Hamas menganggap ide untuk segera melepaskan separuh sandera sebagai hal yang mustahil, tetapi mereka bisa mempertimbangkan pertukaran sejumlah kecil sandera atau jenazah untuk tahanan Palestina, bahkan tanpa komitmen pada akhir perang, kata analis. Sandera merupakan pengungkit kekuatan terbesar Hamas, dan setiap kali mereka menukar sandera Israel dengan tahanan Palestina, tangan negosiasi mereka melemah.
Dua pejabat Israel, yang berbicara dengan syarat anonimitas untuk membahas delibarasi internal, mengakui bahwa Hamas kemungkinan hanya bersedia melepaskan sejumlah kecil sandera, atau jenazah mereka, tanpa jaminan untuk akhir perang.
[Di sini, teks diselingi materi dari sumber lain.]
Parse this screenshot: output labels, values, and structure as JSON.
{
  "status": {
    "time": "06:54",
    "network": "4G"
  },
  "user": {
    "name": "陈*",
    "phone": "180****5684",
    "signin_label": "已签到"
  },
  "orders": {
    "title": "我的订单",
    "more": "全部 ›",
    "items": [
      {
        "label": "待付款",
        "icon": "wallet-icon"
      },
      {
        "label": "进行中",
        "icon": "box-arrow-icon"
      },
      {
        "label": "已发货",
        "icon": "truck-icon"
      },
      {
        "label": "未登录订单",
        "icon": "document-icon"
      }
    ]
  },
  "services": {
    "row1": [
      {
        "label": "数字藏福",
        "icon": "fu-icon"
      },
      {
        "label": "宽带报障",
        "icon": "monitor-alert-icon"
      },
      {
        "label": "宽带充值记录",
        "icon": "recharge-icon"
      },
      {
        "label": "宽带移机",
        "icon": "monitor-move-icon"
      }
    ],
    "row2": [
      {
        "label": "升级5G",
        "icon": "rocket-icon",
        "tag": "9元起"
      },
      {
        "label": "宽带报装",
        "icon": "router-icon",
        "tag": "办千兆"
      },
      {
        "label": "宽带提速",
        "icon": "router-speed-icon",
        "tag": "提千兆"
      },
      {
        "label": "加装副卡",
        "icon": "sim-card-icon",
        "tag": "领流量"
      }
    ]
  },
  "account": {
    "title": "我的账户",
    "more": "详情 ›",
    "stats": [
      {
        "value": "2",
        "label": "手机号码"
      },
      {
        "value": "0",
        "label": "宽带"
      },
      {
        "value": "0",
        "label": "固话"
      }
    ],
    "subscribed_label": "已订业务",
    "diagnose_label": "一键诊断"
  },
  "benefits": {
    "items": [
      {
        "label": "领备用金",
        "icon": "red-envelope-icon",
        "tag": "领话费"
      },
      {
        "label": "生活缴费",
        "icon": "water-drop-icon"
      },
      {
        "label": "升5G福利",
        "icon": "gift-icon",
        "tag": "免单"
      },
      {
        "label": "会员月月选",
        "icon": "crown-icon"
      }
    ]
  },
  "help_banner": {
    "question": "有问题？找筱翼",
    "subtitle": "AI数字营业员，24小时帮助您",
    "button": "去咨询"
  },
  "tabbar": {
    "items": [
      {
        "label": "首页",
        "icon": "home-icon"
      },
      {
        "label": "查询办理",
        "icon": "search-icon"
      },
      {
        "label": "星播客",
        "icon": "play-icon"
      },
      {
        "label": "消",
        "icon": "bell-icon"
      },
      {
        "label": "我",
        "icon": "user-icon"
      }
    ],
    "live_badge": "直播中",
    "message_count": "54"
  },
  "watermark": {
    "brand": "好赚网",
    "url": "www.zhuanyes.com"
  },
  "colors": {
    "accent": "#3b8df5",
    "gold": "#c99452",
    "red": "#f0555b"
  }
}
Dinamika tersebut, kata pejabat, pada akhirnya mungkin membuat Israel memilih antara memulai kembali perang untuk menjatuhkan Hamas atau menyelamatkan sandera yang masih diyakini masih hidup.
Sekitar 25 sandera dan jenazah lebih dari 30 orang lain masih berada di Gaza, menurut pemerintah Israel.
“Israel berada dalam dilema,” kata Yaakov Amidror, seorang jenderal bintang empat yang pensiun dan pernah menjabat sebagai penasihat keamanan nasional Mr. Netanyahu.
Pada hari Minggu, Hazem Qassim, juru bicara Hamas, mengatakan kelompok militan tersebut bersikeras untuk bernegosiasi tahap kedua karena mereka ingin mencegah kembali perang dan memastikan Israel menarik diri dari Gaza.
“Ini adalah posisi mendasar bagi gerakan Hamas,” katanya kepada penyiar yang didanai oleh Qatar, Al Jazeera.
Baik Israel maupun Hamas telah mengirim negosiator untuk berbicara dengan mediator Mesir dan Qatar. Tetapi meskipun diskusi diplomatik terus berlanjut, kedua belah pihak sedang mempersiapkan diri untuk kemungkinan kembali ke perang.
Hamas telah mengumpulkan bom yang belum meledak di seluruh Gaza dan menggunakan kembali bahan peledak dan kotak logam mereka sebagai alat peledak improvisasi, menurut seorang anggota Brigadir Qassam, sayap militer Hamas, yang berbicara dengan syarat anonimitas untuk membahas detail sensitif. Kelompok militan tersebut juga telah merekrut anggota baru dan menggantikan komandan yang tewas dalam pertempuran, kata orang tersebut.
Israel telah mempersiapkan secara ekstensif untuk kampanye baru dan intensif di Gaza, menurut pejabat Israel. Mereka mengatakan bahwa setiap operasi baru akan mencakup penargetan pejabat Hamas yang mengalihkan pasokan bantuan yang ditujukan untuk warga sipil, serta menghancurkan bangunan dan infrastruktur yang digunakan oleh pemerintah sipil yang dikelola Hamas.
Rencana tersebut belum disetujui oleh kabinet Israel, kata pejabat, tetapi mereka percaya bahwa hanya Mr. Trump yang bisa mencegah Mr. Netanyahu dari perang yang dihidupkan kembali.
Sementara Israel dan Hamas bergulat atas masa depan Gaza, warga sipil Palestina di enklaf, dan keluarga sandera, menghadapi periode ketidakpastian yang cemas.
“Mereka dibiarkan dalam keadaan khawatir yang abadi,” kata Akram Atallah, seorang kolumnis Palestina berbasis di London yang berasal dari Jabaliya di utara Jalur Gaza. “Jika perang kembali, mereka berisiko kehilangan yang paling besar.”
Patrick Kingsley dan Ronen Bergman berkontribusi dalam pelaporan.